TRG = Field(tokenize = tokenizer.tokenize, 
            init_token = '<sos>', 
            eos_token = '<eos>', 
            lower = True, 
            batch_first = True, fix_length = 100)

train_data, valid_data = TabularDataset.splits(path='./data/',train='fluent_train_8.csv',
    validation='fluent_vali_8.csv', format='csv', fields=[('src', SRC), ('trg', TRG)], skip_header=True)

train_iterator, vali_iterator, test_iterator = BucketIterator.splits((train_data, valid_data, test_data), sort_key=lambda x: len(x.src),
     batch_size = BATCH_SIZE, device = device)

After 20 epochs as above code: (Everything worked well and expected)
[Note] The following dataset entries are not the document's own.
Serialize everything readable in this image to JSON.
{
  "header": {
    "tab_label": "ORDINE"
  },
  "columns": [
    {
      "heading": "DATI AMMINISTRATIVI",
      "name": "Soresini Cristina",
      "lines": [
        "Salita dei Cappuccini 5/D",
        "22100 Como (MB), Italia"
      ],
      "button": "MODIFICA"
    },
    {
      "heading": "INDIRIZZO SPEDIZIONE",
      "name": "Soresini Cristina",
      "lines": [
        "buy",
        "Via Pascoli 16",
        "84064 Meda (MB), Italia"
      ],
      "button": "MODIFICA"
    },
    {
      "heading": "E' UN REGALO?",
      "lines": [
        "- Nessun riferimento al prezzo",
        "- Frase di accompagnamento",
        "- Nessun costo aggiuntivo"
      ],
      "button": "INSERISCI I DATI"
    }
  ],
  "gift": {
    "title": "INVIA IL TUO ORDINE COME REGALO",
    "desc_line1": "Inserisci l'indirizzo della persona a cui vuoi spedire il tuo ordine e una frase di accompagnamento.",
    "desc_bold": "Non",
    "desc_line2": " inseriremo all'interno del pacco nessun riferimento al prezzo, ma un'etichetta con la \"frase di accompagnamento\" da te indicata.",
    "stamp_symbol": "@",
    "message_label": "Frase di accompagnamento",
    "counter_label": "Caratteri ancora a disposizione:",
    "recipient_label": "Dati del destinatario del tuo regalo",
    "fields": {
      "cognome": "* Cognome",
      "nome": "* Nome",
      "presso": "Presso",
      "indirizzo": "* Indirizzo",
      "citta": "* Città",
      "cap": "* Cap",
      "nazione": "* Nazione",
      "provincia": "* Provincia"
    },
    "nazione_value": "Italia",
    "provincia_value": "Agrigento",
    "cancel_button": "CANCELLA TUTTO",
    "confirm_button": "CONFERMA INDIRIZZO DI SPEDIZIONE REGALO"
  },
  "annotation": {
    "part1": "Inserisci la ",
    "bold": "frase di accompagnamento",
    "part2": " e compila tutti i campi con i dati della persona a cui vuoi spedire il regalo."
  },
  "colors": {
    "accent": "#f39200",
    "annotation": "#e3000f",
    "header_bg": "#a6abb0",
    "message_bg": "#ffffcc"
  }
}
Upload the second dataset:

train_data, valid_data, test_data = TabularDataset.splits(path='./data/', train='train.csv',
                                    validation='devlop.csv', test='test.csv', format='csv',
                                    fields=[('src', SRC), ('trg', TRG)], skip_header=True)

train_iterator, vali_iterator, test_iterator = BucketIterator.splits((train_data, valid_data, test_data), sort_key=lambda x: len(x.src),
     batch_size = BATCH_SIZE, device = device)

Uploaded the checkpoint:

checkpoint = torch.load('model.pt')
model.load_state_dict(checkpoint['state_dict'])
optimizer.load_state_dict(checkpoint['optimizer'])           
epoch = checkpoint['epoch'] 
chk_train_loss = checkpoint['chk_train_loss']
chk_valid_loss = checkpoint['chk_valid_loss']

Unfortunately, dataset number one is huge, but the executed code is here.

ptrblck · May 28, 2020, 11:55pm

Could you try to create a small dummy dataset with just a few samples?
If the loading of the checkpoint is broken, the loss jump should also be visible using a random dataset as long as the model trains.

Aiman_Mutasem-bellh · May 29, 2020, 11:25am

I have applied the same technique with a single dataset, everything worked well.

With 20% of the amount of the two datasets, the frequency is low but the results still un-stable.

With 100% of the full datasets the validation loss jumping up in each epoch.

I have concluded that this issue is related to how the model dealing two datasets.

I’m still confused, why this happened and how I can fix it?

Valerio_Biscione · May 29, 2020, 11:42am

as a check, set the model in the validation script in train mode (net.train() ) instead of net.eval(). If the loss does NOT go up, then the problem is most likely batchNorm. This happens more than anyone would think.

Aiman_Mutasem-bellh · June 2, 2020, 11:31pm

Thank you sir, this issue is almost related to differences between the two datasets.